Personally I have included the same file as different paths as a sort of poor man's parametric modules. If I need to include a lot of code which differs basically in an instance of some type and a couple of consts, the easiest way is often

type MyType = ...;
const MY_CONST: .. = ...;

#[path = "path/to/common.rs"]
mod foo;

This is most common with tests, where something like generics is useless for generalization, since the body of tests is often just a single assertion, while the types involved may require complicated bounds. It's also much more maintainable than a huge macro, since it's treated as real Rust code by the IDE and tools (so e.g. syntax errors are immediately visible).
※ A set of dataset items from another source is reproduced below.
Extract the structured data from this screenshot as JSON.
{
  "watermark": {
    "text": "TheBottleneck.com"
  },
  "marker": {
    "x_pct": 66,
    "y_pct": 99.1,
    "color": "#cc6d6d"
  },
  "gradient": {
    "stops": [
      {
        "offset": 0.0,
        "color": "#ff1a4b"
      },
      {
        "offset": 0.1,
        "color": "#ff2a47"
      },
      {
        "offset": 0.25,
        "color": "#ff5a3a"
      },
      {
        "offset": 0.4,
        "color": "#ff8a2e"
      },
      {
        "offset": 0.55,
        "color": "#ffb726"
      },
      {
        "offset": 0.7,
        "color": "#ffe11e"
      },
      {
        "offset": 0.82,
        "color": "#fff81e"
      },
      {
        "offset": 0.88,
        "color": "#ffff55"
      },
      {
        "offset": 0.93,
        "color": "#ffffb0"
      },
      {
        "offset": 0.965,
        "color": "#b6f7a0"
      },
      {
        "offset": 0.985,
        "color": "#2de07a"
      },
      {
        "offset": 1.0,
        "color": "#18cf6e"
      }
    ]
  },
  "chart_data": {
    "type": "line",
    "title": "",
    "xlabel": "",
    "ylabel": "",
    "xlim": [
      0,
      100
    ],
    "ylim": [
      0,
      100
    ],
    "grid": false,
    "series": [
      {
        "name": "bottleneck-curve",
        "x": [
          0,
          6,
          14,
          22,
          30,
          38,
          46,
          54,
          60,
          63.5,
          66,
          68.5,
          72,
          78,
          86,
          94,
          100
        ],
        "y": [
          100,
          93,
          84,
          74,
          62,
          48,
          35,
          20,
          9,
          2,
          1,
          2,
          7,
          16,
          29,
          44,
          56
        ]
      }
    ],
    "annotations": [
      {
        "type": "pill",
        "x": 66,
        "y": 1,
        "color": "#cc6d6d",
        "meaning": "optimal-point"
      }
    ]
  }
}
So it seems that such lints should only fire when super:: doesn't traverse across a #[path] attribute-using module?

I didn't understand what you mean. In my opinion, the lint should only fire if the two modules, with all typed fully resolved, turn out to be identical. This guards against the error of simply including a file twice at different places (though I'm sure that also has its uses), but doesn't fire if the resolved modules are actually different, since the same type/const/fn name resolves to different objects.

The only way (that I can see) that they would not be identical is if they used super:: to fill in some information. Be it types, a function to call, etc. Is there another mechanism which would allow them to be different otherwise (beyond debug traces with the fully::resolved::module::path and #[test] expansions)?